The government has made immigration control their Trojan horse. From within, they hope to ride into the welfare state and burn it down, once and for all.
As the government readies this charge, it falls to parliament and the public to stand in its way; to demand democratic accountability for decisions vital to our future and transparent, honest discussion before the point of no return. The leaks reveal a disdain for these principles reminiscent of the government’s conduct through closed-door trade talks, when Liam Fox MP deliberately side-stepped public scrutiny to sign CETA without parliamentary debate.
If left unchallenged, the government’s hostile environment will be set on a course of infinite expansion. As well as pulling three million EU nationals into the sphere of constant precarity, stigma and fear once known only to those migrating from beyond the EU, they have abandoned British citizens to it, too. We have black British children being passport checked in our schools and patients with foreign accents being ID checked in our hospitals. How long before we see income thresholds for medical treatments and student loans? None of this is necessary in one of the world’s richest economies.
The rich and powerful have always used racialized and gendered exploitation to drive a race to the bottom, both here and abroad. That means, and recent years have proven, that how society treats new arrivals is a pretty good indicator of how the rest of us can expect to be treated a few years down the line. So, if we want a public debate that can defend and extend all our rights, we can no longer afford to discuss immigration in isolation from what drives it. Doing so is like trying to grow a tree by giving it earth to root in but no light or water.
Mass migration is inevitable in a system that says, with every act of violence, disposession and exclusion, that poor lives, like black lives, don’t matter.
However many rights are taken and however many walls are built, mass migration is inevitable in a system that says, with every act of violence, disposession and exclusion, that poor lives, like black lives, don't matter. It is inevitable in a world where 24 people are forced from their homes every single minute of every single day. While politicians mudsling around freedom of movement, frontline communities worldwide are more concerned with their right not to move.
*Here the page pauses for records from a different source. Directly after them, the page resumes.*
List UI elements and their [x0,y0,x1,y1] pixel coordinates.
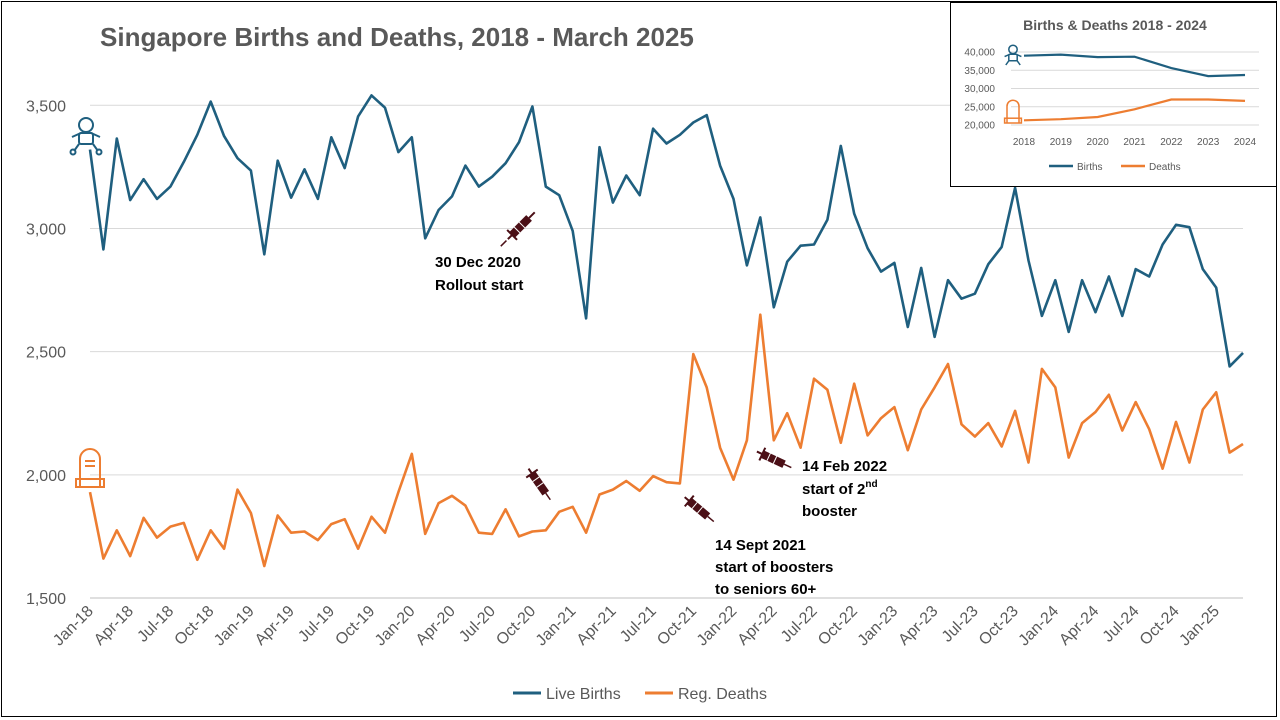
x-tick-label: Jan-21 [533,603,580,650]
x-tick-label: Jul-23 [939,603,982,646]
inset-y-tick-label: 25,000 [964,102,995,113]
inset-gridlines [1011,51,1259,126]
gravestone-icon [75,448,105,488]
inset-chart: Births & Deaths 2018 - 2024 20,000 25,000… [964,17,1259,173]
inset-legend-label-births: Births [1077,162,1103,173]
x-tick-label: Jul-19 [295,603,338,646]
inset-series-line-births [1023,53,1246,78]
baby-icon [69,117,103,156]
inset-x-tick-label: 2022 [1160,137,1183,148]
x-tick-label: Jan-22 [694,603,741,650]
x-tick-label: Jan-20 [372,603,419,650]
syringe-icon [756,447,792,469]
x-tick-label: Jul-20 [456,603,499,646]
inset-y-tick-label: 30,000 [964,84,995,95]
x-tick-label: Jan-19 [211,603,258,650]
x-tick-label: Jul-18 [134,603,177,646]
x-tick-label: Oct-20 [493,603,539,649]
x-tick-label: Oct-23 [976,603,1022,649]
inset-title: Births & Deaths 2018 - 2024 [1023,17,1207,33]
x-tick-label: Oct-22 [815,603,861,649]
x-tick-label: Apr-24 [1056,603,1102,649]
x-tick-label: Jan-24 [1016,603,1063,650]
inset-x-tick-label: 2020 [1087,137,1110,148]
syringe-icon [684,494,715,523]
inset-x-tick-label: 2019 [1050,137,1073,148]
syringe-icon [500,211,536,247]
x-tick-label: Jan-18 [50,603,97,650]
x-tick-label: Oct-21 [654,603,700,649]
inset-y-tick-label: 35,000 [964,66,995,77]
inset-legend-label-deaths: Deaths [1149,162,1181,173]
gravestone-icon [1003,99,1023,124]
inset-y-axis-ticks: 20,000 25,000 30,000 35,000 40,000 [964,48,995,132]
inset-chart-box: Births & Deaths 2018 - 2024 20,000 25,000… [950,2,1277,187]
x-tick-label: Oct-24 [1137,603,1183,649]
inset-x-tick-label: 2024 [1234,137,1257,148]
baby-icon [1004,44,1022,66]
syringe-icon [525,468,551,501]
inset-x-tick-label: 2021 [1123,137,1146,148]
x-tick-label: Apr-21 [574,603,620,649]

Most migrants as well as refugees are forced from their homes, whether by neo-colonial exploitation, conflict, climate chaos or the global, racial and gender inequalities they entrench. Refusing to confront or even acknowledge the powerful interests driving forced migration, the only thing they’ll talk about cracking down on is the people who have to get out of the way, just to survive.
Restoring real ‘balance’ to our immigration policy means taking responsibility for Britain’s role in this crisis and asking the big questions about where we go from here. Either we consent to live in a hostile environment or we can demand a real debate on migration, to establish how an international system based on justice and mutual respect could deliver dignity to everyone.